I told Mom I understood her duties toward Dad. I wasn't questioning her devotion or the teachings. But didn't my father have duties and responsibilities too, including remaining faithful to her?
"Jake your father has never been unfaithful to me. He's never failed in his duties to me, just as I hope I've never failed in my duties to him."
'But mom," I sputtered, "how can you say he's been faithful. You have to know he's been sleeping with other women?"
Sighing deeply, Mom shook her head in sadness at my ignorance. "Don't equate sex with love. They're not the same thing. Oh, there's a small element of love in sex, a degree of intimacy and trust. When we experience an orgasm, we let our egos die for a moment, giving us the chance to experience a true connection with another person. But the connection is Eros, the instinct of life, not love, just a pale imitation, which is why you should never believe someone who tells you they love you while you're having sex.
"Casual sex may be very intimate at the physical level, but there usually isn't much personal or emotional depth involved. Even where there is it doesn't come within a mile of matching what your father and I have."
Mom reached across the table to take my hand in hers, a beseeching look on her face. "You know King Solomon had seven hundred wives and three hundred concubines. I don't think Len has gotten anywhere close to Solomon's total, although not from lack of trying," she said making a joke of my father's lust. "While I get us some more coffee I want you to think about something.
"Your father wasn't the first man I slept with. I was well into a covenant courtship with another member of the bethel when I met your dad, who the other man was isn't important. What is important is I loved your dad, loved him so deeply I was willing to risk being proscribed to marry him. I didn't do it for the sex; I did it for the love."
As she got up, I pondered my mother's words. Clearly the old man's extra-curricular sex life didn't seem to bother her, or if it did she was putting on a good front. But what she told me only raised more questions, questions I needed answers to if I was to fully understand what both my parents were trying to tell me.
When she got back, Mom not only had two mugs of hot coffee, she also had a plate of fresh cinnamon rolls. Mom was a terrific baker; her pies, rolls and breads were always among the first to be sold at the local bake sales.
We sat in contemplative silence as I chewed a roll, its flaky texture melting in my mouth, leaving behind the warmth of cinnamon dissolving on my tongue.
Ever since I was a little boy my mother could read me like a book, no matter how hard I tried to disguise my thoughts or feelings behind a poker face. This day was no exception.
"You've been looking everywhere in the room but at me. I know you're not that interested in the cream pitcher and even though the pattern on the sugar bowl is fascinating you've still got things on your mind. Talk with me Jake. What do you want to know?"
After gathering my thoughts I peppered Mom with questions that would have been unthinkable before now. She answered them frankly and honestly, pulling no punches.

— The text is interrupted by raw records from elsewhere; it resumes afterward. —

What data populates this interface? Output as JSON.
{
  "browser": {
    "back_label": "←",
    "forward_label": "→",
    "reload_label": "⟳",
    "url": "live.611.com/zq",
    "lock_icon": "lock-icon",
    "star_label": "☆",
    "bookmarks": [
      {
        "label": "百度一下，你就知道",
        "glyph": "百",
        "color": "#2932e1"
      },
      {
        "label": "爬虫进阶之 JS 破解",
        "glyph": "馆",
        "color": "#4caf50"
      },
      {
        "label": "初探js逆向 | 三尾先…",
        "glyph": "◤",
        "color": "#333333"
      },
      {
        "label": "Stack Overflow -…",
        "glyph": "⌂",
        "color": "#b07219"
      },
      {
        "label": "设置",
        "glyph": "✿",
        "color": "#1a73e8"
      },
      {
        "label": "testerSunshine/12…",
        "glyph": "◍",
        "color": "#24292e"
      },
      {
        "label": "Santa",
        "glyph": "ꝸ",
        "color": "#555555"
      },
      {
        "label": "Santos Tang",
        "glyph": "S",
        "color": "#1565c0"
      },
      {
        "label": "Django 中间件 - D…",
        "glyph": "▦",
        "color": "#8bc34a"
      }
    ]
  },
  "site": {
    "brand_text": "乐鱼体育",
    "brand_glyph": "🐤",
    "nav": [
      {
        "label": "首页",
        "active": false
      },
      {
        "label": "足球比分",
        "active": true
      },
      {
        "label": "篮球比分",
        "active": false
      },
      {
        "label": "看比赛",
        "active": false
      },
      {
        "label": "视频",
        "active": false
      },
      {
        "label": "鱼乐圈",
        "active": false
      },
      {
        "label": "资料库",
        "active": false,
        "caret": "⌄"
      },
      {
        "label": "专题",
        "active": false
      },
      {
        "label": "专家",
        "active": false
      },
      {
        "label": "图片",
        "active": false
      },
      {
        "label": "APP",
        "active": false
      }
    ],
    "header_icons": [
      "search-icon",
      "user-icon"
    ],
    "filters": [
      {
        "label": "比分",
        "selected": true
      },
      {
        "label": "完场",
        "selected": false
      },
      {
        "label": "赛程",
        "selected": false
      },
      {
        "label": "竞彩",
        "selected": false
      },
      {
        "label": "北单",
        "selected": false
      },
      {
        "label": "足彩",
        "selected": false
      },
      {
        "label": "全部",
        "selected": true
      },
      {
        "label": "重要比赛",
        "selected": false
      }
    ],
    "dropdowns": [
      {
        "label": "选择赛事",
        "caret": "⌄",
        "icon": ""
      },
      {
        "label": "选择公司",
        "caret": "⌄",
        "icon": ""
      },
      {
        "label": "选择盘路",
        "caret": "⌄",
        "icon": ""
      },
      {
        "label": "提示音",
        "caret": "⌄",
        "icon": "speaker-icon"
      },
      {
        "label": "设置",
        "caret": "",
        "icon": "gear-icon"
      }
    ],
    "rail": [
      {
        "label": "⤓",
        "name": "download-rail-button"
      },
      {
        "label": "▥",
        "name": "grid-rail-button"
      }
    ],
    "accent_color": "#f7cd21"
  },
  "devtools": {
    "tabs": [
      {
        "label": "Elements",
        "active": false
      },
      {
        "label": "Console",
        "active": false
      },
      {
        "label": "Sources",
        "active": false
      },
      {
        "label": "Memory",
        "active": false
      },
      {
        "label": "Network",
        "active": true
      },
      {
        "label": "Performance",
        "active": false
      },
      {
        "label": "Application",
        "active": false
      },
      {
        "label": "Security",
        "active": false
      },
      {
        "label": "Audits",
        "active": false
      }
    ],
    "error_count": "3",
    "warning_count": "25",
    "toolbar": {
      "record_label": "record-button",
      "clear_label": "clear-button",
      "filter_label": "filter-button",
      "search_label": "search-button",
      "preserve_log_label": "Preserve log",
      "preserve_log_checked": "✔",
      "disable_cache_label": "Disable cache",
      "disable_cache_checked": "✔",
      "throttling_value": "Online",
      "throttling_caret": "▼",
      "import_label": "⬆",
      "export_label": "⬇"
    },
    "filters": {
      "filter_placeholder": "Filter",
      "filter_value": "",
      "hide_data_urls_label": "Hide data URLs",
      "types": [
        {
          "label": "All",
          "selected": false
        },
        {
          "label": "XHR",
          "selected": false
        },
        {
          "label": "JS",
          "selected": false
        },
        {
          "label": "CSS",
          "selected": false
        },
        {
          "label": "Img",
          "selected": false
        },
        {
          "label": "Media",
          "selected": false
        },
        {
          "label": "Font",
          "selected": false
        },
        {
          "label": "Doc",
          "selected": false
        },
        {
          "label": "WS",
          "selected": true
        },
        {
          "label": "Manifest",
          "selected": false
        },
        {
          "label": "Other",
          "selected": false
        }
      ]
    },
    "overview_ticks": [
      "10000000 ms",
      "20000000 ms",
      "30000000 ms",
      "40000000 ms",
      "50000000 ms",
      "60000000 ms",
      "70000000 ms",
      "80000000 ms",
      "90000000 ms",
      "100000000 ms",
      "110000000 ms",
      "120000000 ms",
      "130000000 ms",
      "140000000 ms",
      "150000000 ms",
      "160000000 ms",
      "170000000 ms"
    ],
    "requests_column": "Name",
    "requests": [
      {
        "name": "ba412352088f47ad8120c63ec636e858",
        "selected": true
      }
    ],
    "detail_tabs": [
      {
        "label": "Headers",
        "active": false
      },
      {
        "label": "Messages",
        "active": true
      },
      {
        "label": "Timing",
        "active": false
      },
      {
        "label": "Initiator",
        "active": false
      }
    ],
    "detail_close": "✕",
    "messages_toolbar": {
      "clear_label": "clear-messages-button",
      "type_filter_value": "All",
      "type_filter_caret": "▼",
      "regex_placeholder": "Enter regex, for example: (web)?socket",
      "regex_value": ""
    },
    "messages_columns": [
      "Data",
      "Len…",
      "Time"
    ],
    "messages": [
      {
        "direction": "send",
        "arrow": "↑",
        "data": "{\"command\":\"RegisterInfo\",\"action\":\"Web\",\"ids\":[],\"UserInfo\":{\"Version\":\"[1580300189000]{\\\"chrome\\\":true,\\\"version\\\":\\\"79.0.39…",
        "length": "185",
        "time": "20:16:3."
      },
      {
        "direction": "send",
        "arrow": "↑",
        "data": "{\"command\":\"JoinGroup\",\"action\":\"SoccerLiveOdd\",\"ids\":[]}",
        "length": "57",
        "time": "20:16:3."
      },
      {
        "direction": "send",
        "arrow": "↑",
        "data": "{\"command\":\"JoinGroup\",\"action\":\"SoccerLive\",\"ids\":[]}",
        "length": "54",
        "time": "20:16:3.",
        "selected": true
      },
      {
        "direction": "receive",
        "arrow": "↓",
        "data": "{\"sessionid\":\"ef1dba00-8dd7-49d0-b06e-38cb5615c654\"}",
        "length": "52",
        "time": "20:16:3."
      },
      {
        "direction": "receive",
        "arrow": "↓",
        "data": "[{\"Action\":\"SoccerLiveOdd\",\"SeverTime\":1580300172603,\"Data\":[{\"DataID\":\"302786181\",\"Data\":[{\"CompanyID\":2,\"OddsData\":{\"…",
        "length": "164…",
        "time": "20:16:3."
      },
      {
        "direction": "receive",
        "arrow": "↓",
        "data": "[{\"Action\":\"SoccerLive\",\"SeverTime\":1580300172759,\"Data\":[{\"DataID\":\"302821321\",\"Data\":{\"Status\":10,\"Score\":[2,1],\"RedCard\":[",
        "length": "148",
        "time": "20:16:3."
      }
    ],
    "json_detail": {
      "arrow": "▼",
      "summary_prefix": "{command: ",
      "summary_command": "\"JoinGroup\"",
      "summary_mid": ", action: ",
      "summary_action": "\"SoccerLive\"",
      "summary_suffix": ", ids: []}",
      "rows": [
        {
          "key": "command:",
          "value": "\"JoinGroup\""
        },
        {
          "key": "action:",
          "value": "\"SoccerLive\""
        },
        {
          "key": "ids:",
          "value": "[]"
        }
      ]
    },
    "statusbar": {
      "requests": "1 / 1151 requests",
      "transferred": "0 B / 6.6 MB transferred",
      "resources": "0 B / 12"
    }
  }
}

Her acceptance of Dad's sex life outside their marriage wasn't because of her duty of obedience. Dad had never once made a secret of his conquests. He had never ordered her to look the other way or to just accept his wanderings. To my mother there wasn't a lot of difference between his golfing with another woman or going to bed with her "In both cases he's just trying to get his balls close to a hole," she joked.
More seriously she told me, "Remember Jake, sex is another way to find God. Maybe your father doesn't believe the same things we do in the bethel, maybe those women don't either. But God moves in mysterious ways. Who's to say these women won't find their way to salvation through casual sex?"
We talked for another half-hour, sipping coffee and munching on rolls when I asked the question that would reshape my universe in ways I didn't fully understand then.